Le groupe désormais propriétaire de Monsanto avait déjà reconnu que d'autres pays étaients "très probablement" concernés, et n'exclut pas que la liste s'allonge.

L'affaire des fichiers de scientifiques, politiques et journalistes commandés par Monsanto s'étend.

Le cabinet d'avocats Sidley Austin, mandaté par l'entreprise allemande, "déterminera si de telles listes existent aussi dans d'autres pays", ajoute Bayer.

En France, les personnalités concernées ont été fichées en fonction de leurs positions sur les pesticides et les OGM, et de leur propension à être influencées.

Dans un questions-réponses publié mardi sur son site internet, Bayer déclare que l'agence américaine de relations publiques FleishmanHillard, au nom de Monsanto, a établi des fichiers en France, en Allemagne, en Italie, aux Pays-Bas, en Pologne, au Royaume-Uni et dans les institutions de l'Union européenne.
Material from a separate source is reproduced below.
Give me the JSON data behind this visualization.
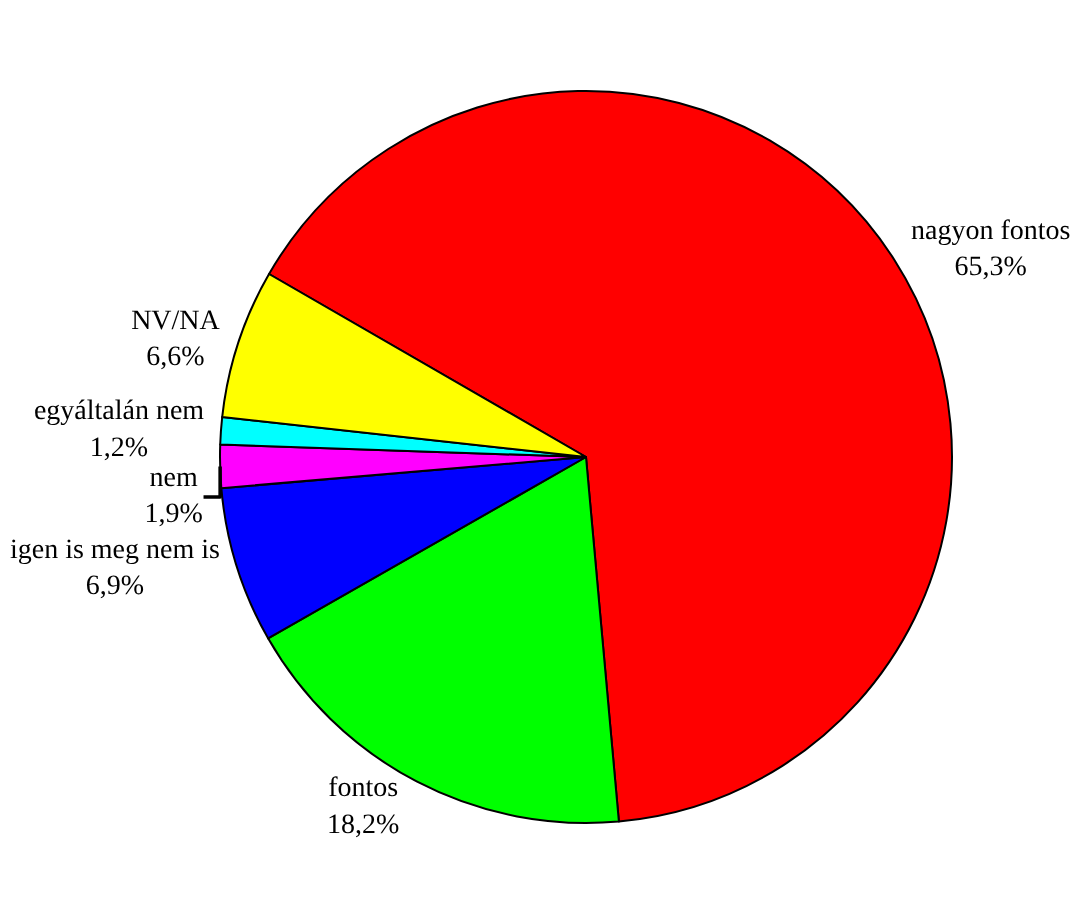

Bayer a mis fin à sa collaboration avec FleishmanHillard en ce qui concerne les relations publiques mais continue de travailler avec la société sur des projets de marketing. Au lendemain de ces révélations, la justice française a ouvert une enquête sur des soupçons de fichage illégal qui vise notamment le chef de "collecte de données personnelles par un moyen frauduleux, déloyal ou illicite". Les documents en question datent de 2016, soit avant le rachat par Bayer du géant américain des pesticides et des OGM, finalisé l'an dernier.

Le cabinet d'avocats prendra ensuite contact avec les personnes concernées, pour la plupart des journalistes, des responsables politiques et des scientifiques, au plus tard d'ici la fin de la semaine à venir.